The first job to be tackled was to “winterize” the boat, i.e. drain off all the water, check the anti freeze in the engine and central heating and fit an automatic bilge pump.

No real problem there except communication, the mechanic just didn’t answer e mails. Difficult to do business like that.

The nice marina lady had a quiet word with him, and things did improve, thanks Debs you have been a star through out . He later confided in me the reason for this was that he was dyslexic, apparently a malady [he] claims affects a lot of mechanics.[It turns out that he is a great mechanic and a nice guy to boot].

That goes pretty high on my list of lame excuses, the top one being a really nice Irish guy Pat, who I had employed as a carpenter years ago when I lived in London. He was always a bit late for work, when I finally collared him about it; he said he could never decide what to wear to work.

Nice one Pat.

I digress, the boat was winterized, which was just as well as it was a cold one and the whole marina froze over.

Next job was to have her taken out of the water, have the hull stripped back to bare metal and have a bit of over plating done. There were a couple of areas where there was pitting, and I though if she’s out of the water, may as well do the job right, so a small amount of over plating and then the hull was blacked, and the engine bay partially de-rusted and then back in the water.

Seems like a good job was done, I had the marine surveyor who had done the original survey, check out all the major works and give me written reports and photos, so all good except once again communications.

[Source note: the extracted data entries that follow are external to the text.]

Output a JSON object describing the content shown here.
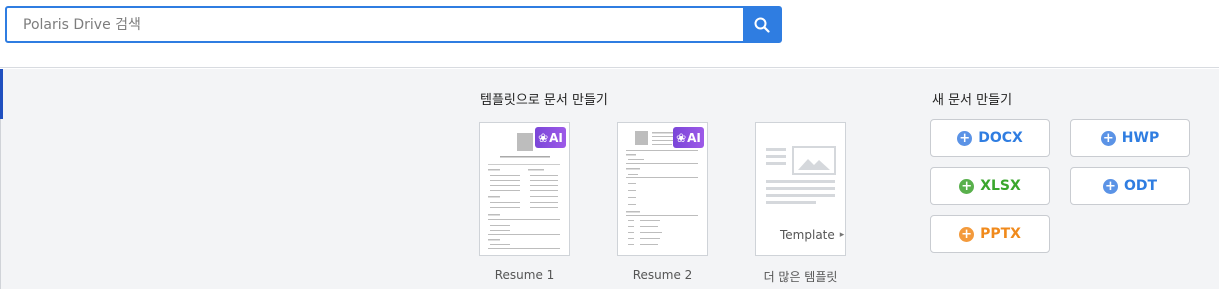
{
  "search": {
    "placeholder": "Polaris Drive 검색"
  },
  "templates_section": {
    "title": "템플릿으로 문서 만들기",
    "items": [
      {
        "label": "Resume 1",
        "badge": "AI"
      },
      {
        "label": "Resume 2",
        "badge": "AI"
      }
    ],
    "more": {
      "card_text": "Template",
      "label": "더 많은 템플릿"
    }
  },
  "new_section": {
    "title": "새 문서 만들기",
    "buttons": [
      {
        "label": "DOCX",
        "color": "#2f7de1",
        "icon_color": "#5b93e6"
      },
      {
        "label": "HWP",
        "color": "#2f7de1",
        "icon_color": "#5b93e6"
      },
      {
        "label": "XLSX",
        "color": "#3aa62c",
        "icon_color": "#59b04c"
      },
      {
        "label": "ODT",
        "color": "#2f7de1",
        "icon_color": "#5b93e6"
      },
      {
        "label": "PPTX",
        "color": "#f08a1c",
        "icon_color": "#f39a3c"
      }
    ]
  }
}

I then came across a great guy, the partner of the woman who runs the marina and a carpenter/narrow boat fitter outer .He replaced the stern deck and did a great job, also did a great job on de-greasing, de-rusting and painting the engine compartment. A job I should have done myself, but I just didn’t fancy it, not only that be was great with communications and chasing other people up

So that takes us up to present.

There needs to be a bit of electrical work, not much. The outside is badly in need of paint, Sarah and I can do that and a bit of a tidy up inside, and then she will be a really nice boat.